As someone who has been involved in the training and development of staff in the BBC's Language Services over the past six years, I have long believed the talent there is one of the Corporation's untapped assets.
At a time when BBC Newsgathering is having to reduce and in some places withdraw international presence for budget reasons, BBC News will be relying more and more on Language Service reporters to fill that gap.
This is already happening. In Baghdad, for instance, the correspondent post is now a bilingual one: from March, Rami Ruhayem of BBC Arabic will be the BBC's man in Iraq. Rami will be filing in both Arabic and English for the whole of BBC News. Later this year the same is likely to happen in Beirut and Colombo, followed by Lagos, Nairobi and Islamabad.
What does this mean for the bilingual reporter, the BBC and its international news coverage? For the reporter it means re-evaluating just who the audience is. While you might not have to convince an Arabic audience of the significance of political change in Iraq, that may not be the same for the BBC Breakfast audience or that of BBC Radio 5 Live.
When I was devising the training for the bilingual reporters, I felt at times it was like trying to build Superman. Not only do these reporters have to deliver on as many BBC platforms as exist, without in many cases any production support, they also have to do their dispatch, online piece, TV track, radio package, two-way, tweet, and whatever else is requested, in two languages - and for multiple audiences.
And they have to do this with an excellent command of English, both for broadcast and writing, and in an accent that will get past the Radio 4 audience.
That is a very tall order.
During the training we mocked up a breaking news scenario. I asked a senior domestic newsroom editor to provide feedback on the reporter's English dispatches. They had also done the same in Swahili and Arabic.
For the BBC itself this is a big step, but arguably one that is long overdue.

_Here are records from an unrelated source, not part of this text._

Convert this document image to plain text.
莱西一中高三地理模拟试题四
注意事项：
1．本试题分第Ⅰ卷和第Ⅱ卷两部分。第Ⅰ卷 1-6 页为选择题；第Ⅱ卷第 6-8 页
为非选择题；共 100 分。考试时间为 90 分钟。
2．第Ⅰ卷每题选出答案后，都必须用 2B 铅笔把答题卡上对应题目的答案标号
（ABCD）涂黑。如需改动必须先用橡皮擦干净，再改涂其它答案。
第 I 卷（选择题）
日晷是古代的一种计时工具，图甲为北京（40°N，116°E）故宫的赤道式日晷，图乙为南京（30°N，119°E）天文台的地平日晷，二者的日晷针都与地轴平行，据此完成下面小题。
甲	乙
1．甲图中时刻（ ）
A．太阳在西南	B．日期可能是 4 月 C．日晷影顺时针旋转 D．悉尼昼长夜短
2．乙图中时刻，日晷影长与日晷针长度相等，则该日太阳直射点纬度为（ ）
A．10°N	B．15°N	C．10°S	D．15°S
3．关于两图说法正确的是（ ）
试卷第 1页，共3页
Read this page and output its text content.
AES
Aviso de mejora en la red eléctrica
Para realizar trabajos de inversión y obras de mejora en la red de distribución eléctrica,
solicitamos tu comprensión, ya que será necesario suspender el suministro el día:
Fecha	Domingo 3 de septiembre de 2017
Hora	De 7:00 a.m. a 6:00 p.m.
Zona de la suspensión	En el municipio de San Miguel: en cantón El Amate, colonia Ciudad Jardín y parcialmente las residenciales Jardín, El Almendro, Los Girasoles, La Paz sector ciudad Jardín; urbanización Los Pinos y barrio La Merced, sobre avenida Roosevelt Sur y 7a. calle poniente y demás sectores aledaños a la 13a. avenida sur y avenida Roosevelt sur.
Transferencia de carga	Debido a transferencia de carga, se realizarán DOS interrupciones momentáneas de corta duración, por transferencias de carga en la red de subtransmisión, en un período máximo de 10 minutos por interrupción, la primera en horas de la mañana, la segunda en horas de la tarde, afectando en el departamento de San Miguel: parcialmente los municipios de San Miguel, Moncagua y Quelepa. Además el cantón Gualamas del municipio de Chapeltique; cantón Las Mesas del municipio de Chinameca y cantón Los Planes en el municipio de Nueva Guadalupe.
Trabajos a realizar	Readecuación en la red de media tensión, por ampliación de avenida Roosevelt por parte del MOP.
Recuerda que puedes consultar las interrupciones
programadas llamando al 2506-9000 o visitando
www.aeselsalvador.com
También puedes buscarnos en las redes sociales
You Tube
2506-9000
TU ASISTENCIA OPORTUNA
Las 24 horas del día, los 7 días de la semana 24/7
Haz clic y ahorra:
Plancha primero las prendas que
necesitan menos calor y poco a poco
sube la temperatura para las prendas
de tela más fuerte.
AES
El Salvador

Take Rana Jawad, for example. For six years she quietly reported from Libya for BBC Africa English, until last year when the Arab Spring changed all that. Notwithstanding her own security situation, who better to report on what the revolution really meant for Libyans other than her? Of Lebanese origin, she could understand what was going on in Arabic; ask people how they really felt. She could read the blogs and tweets and understand the protests outside.
The same goes for Kevin Mwachiro (above) in Kenya or Tomi Oladipo in Nigeria. Not only do they speak the language, they know the region pretty well. The audience there can easily identify with them. This might not matter too much to the content, but it does matter to the image the BBC presents to the outside world. Look at how BBC World has tried to diversify its presentation to better reflect the world we live in and broadcast to.
There will be crunch points. Not least for competing demands on big stories. And we will have to see what is realistic to expect from a bilingual correspondent. But the BBC is in a unique position. It already has a wealth of excellent journalists who, in addition to English, can report in Farsi, Somali, Burmese, Arabic, Urdu, Spanish, among others. They are not there to replace but to work alongside well established correspondents such as Jeremy Bowen and Allan Little, with the added advantage that their language skills - English apart - are likely to be better.
Joanne Episcopo is the BBC's development executive for global languages. She is responsible for the training and development of bilingual reporters. Joanne previously trained journalists for the launch of the BBC's Persian and Arabic Television services.